Now, let’s discuss another indicator you can trade with the advance-decline ratio indicator – the TRIX (Triple Exponential Average) oscillator.
The TRIX indicator consists of a single line, which fluctuates below and above a zero level. We will use the TRIX to confirm entry signals which come from the advance-decline stock indicator.
When we get a long signal from the AD tool, we will first need to see the TRIX above the zero level in order to go long. Contrary to this, if we get a short signal from the AD, we will first need to see the TRIX line below the zero level in order to go short.
In this manner, the TRIX is used as a validation signal for entering trades. The exit signal stays the same. We will only use the AD tool to identify closing signals. Let me now show you how the advance decline trading strategy works.
Above is the 5-minute chart of Yahoo from November 18, 2015.
The average level of the advance-decline chart is located at 2.0, so this is what we will use as a trigger line.
The image starts with a price increase. Meanwhile, the AD tool has an impulse move above the average level at 2.0. However, the line only stays above for a few periods and as you know, we need at least 3 periods in order to consider this a valid long signal.
Furthermore, the TRIX line is below the zero level at this point.
Six periods later, the TRIX line crosses the zero level upwards.
One period later, the AD line crosses above the 2.0 level and we start to count the periods.
Fifteen minutes later (3 periods), the AD line is still above 2.0. The TRIX line holds its position above zero and is steadily increasing.
Therefore, we realize this is our long signal and we buy Yahoo as shown on the image.
YHOO then begins to increase. The TRIX line also increases following the price action.

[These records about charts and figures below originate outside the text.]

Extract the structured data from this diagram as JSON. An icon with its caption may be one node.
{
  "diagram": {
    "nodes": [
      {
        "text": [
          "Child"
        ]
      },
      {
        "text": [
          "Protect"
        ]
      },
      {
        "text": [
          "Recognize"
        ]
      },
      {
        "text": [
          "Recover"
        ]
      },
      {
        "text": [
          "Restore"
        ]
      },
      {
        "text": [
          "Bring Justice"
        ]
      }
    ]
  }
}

However, the advance-decline line hops below the 2.0 level. According to our strategy, we need to see the AD line below the average level (2.0) for at least ten periods before we exit our trade. For this reason, we start to count every finished period starting from the moment the indicator flipped below 2.0. For 9 periods, the AD line stays below 0.0 and then it switches above. For this reason, we keep holding our trade.
Almost an hour later, we are forced to close our long position due to the end of the trading session.
After all, we are day trading and we need to close all trades during market hours.